Speaking of the concert, Nicola Alaimo has pointed out how he always felt Gaetano Donizetti a composer very close to himself: "I have always considered Donizetti an author very suitable for my vocality and the ideal ‘marriage’ between Rossini and Verdi. The program we will present to the Maggio audience is ambitious, chosen also to promote the album that we have recorded and that will be released soon, where we will find more well-known arias and some very rare as the Torquato Tasso or the Parisina. It is and has been a truly magnificent artistic project performed together with the Maggio Musicale Fiorentino. The work done with Parmeggiani was meticulous, studied in the smallest details that we hope the audience can appreciate to 'enjoy' an afternoon together with the music of this magnificent composer".
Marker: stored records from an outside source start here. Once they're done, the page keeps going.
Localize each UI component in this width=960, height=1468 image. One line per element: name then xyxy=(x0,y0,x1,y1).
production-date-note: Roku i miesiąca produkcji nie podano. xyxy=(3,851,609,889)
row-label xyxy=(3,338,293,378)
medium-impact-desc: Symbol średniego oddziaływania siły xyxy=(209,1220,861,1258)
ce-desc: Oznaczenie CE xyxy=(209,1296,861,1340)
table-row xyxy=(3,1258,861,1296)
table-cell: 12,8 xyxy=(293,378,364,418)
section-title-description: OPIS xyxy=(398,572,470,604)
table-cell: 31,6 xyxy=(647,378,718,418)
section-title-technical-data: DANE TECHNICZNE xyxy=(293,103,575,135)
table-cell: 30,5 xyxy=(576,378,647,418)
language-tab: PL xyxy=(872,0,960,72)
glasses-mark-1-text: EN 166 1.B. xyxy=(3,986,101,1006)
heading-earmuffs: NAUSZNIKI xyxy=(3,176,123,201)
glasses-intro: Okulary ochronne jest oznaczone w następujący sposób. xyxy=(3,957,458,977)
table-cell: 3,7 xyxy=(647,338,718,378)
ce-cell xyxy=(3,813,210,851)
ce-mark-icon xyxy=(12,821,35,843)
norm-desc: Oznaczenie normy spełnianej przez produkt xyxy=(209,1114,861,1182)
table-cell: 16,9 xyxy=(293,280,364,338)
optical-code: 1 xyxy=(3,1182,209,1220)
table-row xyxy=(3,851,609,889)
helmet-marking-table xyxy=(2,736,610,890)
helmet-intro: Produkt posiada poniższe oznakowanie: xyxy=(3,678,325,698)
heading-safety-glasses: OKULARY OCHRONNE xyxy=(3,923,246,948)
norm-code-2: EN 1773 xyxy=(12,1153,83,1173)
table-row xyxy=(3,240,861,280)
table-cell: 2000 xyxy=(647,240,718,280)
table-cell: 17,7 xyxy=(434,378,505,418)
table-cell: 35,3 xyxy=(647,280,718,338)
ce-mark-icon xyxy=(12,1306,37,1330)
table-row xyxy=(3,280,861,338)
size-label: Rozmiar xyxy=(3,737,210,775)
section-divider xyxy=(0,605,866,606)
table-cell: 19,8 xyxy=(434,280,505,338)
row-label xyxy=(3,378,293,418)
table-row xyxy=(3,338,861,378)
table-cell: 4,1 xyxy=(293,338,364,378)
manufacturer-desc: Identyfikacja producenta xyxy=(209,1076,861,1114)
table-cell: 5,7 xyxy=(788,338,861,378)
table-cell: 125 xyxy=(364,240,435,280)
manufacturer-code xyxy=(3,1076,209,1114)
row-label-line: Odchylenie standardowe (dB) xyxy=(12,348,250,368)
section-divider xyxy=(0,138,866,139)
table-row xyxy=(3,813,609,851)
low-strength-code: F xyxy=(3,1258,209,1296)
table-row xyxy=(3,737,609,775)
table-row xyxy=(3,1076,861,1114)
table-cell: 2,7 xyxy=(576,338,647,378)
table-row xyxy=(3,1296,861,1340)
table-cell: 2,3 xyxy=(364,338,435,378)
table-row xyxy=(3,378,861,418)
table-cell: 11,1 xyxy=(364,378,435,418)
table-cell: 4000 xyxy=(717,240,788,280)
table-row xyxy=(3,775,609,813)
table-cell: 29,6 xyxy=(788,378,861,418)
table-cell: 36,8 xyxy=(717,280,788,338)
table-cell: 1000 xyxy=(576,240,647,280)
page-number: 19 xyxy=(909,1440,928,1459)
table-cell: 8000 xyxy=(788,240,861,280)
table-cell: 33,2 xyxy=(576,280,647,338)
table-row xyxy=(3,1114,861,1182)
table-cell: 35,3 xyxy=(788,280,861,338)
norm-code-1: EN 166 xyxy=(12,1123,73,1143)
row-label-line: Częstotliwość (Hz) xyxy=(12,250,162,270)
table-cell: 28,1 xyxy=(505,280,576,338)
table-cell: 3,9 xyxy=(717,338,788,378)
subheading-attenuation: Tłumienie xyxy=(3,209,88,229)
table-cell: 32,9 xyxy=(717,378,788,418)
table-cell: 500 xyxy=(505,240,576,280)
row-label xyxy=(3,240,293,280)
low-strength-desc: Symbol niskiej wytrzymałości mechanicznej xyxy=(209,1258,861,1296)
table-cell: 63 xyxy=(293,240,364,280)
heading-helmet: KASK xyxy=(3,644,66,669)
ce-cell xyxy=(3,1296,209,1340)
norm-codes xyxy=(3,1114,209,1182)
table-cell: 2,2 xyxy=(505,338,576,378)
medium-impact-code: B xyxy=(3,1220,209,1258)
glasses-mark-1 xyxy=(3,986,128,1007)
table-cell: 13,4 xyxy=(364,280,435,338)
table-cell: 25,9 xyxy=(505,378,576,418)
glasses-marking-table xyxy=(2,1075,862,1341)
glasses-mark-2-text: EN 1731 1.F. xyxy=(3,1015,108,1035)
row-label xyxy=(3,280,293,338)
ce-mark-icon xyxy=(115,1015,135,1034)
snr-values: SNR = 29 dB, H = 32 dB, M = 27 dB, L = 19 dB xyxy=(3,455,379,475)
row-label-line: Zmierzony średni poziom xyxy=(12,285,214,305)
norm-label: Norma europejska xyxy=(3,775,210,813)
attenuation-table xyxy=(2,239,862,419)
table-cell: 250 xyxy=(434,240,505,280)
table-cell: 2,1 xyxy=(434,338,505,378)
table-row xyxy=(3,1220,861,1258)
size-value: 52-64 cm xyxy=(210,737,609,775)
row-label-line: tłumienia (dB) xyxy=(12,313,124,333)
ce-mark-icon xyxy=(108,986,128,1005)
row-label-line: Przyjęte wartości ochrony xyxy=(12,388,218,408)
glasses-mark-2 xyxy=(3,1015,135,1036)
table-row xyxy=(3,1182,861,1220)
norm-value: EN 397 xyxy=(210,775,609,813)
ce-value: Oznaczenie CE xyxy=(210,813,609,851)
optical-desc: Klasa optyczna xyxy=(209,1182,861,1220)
Maestro Matteo Parmeggiani has underlined his satisfaction in returning to Maggio after just few weeks: "It is a great pleasure for me to return to Maggio after the concert with Teresa Iervolino and it is an honor to do so together with Nicola Alaimo, the Orchestra and - on this occasion - the Maggio Choir, with whom I collaborate for the first time. In this concert we present the CD recorded together and decided to perform two symphonies linked to the city of Florence as Parisina d'Este and Rosmondad'Inghilterra because they both have the characteristic of having been performed for the first time at the Teatro della Pergola; both are lesser known but extremely interesting arias by Donizetti. We then chose the cavatina del Duca, in combination with the symphony of Parisina d'Este and then a very particular aria of the I Act of Alahor in Granata, another less known but equally intriguing work. We will then close the concert with the entire 3rd Act of Torquato Tasso that has a very important commitment on the part of the baritone".
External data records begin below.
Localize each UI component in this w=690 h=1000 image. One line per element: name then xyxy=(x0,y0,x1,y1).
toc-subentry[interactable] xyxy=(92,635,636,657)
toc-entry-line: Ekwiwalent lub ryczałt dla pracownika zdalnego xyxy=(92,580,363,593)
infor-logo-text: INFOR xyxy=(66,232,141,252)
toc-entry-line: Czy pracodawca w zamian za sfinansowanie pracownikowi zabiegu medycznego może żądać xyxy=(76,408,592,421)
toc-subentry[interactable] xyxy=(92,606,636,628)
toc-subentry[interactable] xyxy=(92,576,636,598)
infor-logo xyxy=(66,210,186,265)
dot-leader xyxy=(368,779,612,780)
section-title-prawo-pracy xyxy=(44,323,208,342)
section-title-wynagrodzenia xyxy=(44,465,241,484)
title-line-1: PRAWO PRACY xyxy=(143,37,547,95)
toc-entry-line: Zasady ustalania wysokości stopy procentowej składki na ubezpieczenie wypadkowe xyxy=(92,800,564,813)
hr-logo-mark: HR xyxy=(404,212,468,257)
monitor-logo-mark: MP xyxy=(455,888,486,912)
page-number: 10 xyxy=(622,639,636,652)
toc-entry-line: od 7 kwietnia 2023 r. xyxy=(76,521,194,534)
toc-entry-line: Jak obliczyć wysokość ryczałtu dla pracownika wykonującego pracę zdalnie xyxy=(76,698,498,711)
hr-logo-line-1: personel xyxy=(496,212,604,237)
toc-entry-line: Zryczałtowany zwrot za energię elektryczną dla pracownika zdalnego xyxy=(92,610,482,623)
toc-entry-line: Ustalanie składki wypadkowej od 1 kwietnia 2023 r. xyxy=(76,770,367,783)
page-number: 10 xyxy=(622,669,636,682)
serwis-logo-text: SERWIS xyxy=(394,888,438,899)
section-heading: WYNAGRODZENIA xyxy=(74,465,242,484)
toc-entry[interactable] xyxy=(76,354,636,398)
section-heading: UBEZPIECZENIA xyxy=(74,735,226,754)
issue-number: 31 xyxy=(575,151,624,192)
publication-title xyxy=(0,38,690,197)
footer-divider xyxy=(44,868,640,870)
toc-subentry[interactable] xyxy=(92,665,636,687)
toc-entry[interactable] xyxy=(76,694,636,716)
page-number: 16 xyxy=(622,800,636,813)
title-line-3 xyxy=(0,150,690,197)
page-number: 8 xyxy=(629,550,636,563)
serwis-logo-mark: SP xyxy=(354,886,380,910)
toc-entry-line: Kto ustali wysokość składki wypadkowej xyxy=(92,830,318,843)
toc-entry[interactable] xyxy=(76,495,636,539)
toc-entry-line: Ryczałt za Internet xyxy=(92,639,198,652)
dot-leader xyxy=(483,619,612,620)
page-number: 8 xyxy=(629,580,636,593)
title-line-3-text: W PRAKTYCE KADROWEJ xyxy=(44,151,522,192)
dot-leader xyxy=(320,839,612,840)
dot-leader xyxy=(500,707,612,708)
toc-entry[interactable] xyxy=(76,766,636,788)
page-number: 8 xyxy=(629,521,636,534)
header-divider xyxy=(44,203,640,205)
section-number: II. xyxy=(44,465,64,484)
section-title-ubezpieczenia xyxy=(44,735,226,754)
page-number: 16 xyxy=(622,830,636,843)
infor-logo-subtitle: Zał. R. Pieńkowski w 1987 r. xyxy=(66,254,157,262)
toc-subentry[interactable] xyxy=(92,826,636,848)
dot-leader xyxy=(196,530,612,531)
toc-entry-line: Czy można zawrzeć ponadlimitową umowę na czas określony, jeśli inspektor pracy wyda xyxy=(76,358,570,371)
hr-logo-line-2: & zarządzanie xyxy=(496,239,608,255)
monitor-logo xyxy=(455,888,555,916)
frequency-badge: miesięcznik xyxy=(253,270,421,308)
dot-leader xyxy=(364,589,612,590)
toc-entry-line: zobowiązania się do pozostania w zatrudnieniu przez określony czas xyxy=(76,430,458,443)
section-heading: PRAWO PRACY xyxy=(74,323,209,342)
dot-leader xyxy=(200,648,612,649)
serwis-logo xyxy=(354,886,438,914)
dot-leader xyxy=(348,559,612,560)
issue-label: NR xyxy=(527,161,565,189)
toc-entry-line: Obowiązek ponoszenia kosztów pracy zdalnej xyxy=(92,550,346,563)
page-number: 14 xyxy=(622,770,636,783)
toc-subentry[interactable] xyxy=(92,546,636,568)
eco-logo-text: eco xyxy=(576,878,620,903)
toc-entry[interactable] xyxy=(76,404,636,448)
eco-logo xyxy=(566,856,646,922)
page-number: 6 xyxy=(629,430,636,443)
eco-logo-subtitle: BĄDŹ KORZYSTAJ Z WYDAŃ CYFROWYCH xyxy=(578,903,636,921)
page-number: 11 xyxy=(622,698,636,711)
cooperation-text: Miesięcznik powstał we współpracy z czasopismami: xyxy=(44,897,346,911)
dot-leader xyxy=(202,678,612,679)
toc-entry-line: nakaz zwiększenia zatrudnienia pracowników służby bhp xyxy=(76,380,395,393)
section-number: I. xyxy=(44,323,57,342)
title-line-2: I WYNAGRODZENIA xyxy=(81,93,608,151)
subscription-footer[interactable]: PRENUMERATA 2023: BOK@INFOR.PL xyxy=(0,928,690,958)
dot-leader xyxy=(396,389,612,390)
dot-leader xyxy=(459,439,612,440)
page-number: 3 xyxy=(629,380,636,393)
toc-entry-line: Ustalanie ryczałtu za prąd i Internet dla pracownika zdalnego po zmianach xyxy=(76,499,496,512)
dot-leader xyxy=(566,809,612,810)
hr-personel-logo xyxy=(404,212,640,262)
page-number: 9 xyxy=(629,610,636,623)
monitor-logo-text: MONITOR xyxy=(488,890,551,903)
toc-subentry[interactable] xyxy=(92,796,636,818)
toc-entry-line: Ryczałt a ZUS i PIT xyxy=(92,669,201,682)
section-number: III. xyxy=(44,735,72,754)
In the billboard a program aimed at the compositions of Gaetano Donizetti.  The concert opens with a piece by Alahor in Granata, "Ombra del padre mio": the opera was composed during 1825, during the period when Donizetti was employed in Palermo as "music director and composer of new operas" and was presented to the audience for the first time in January of the following year.  Following, courtesy of the Donizetti Theatre Foundation of Bergamo, the opening symphony of Parisina, also known as Parisina d'Este, composed by Donizetti between February and March 1833, on a libretto by Felice Romani, based on the tragedy Parisina by George Gordon Byron and first performed at the Teatro della Pergola in Florence in March 1833. The following cavatina is also extracted from Parisina, named "Che mi rechi? Per veder su quel bel viso… Dall’Eridano si stende", part of the first act that focuses on the duplicity of the Duke of Ferrara Azzo, one of the protagonists of the story: he is very much in love with his young wife Parisina and worried about the heavy sadness of her; on the other hand, she is linked to the other protagonist of the story, Ugo, by a tender and hopeless love. 

The opening symphony of Rosmonda d'Inghilterra, performed for the first time in February 1834 - also at the Teatro della Pergola in Florence - anticipates the last part of the concert, the 3rd Act by Torquato Tasso, in the review of the Maggio Archive manager Luca Giovanni Logi.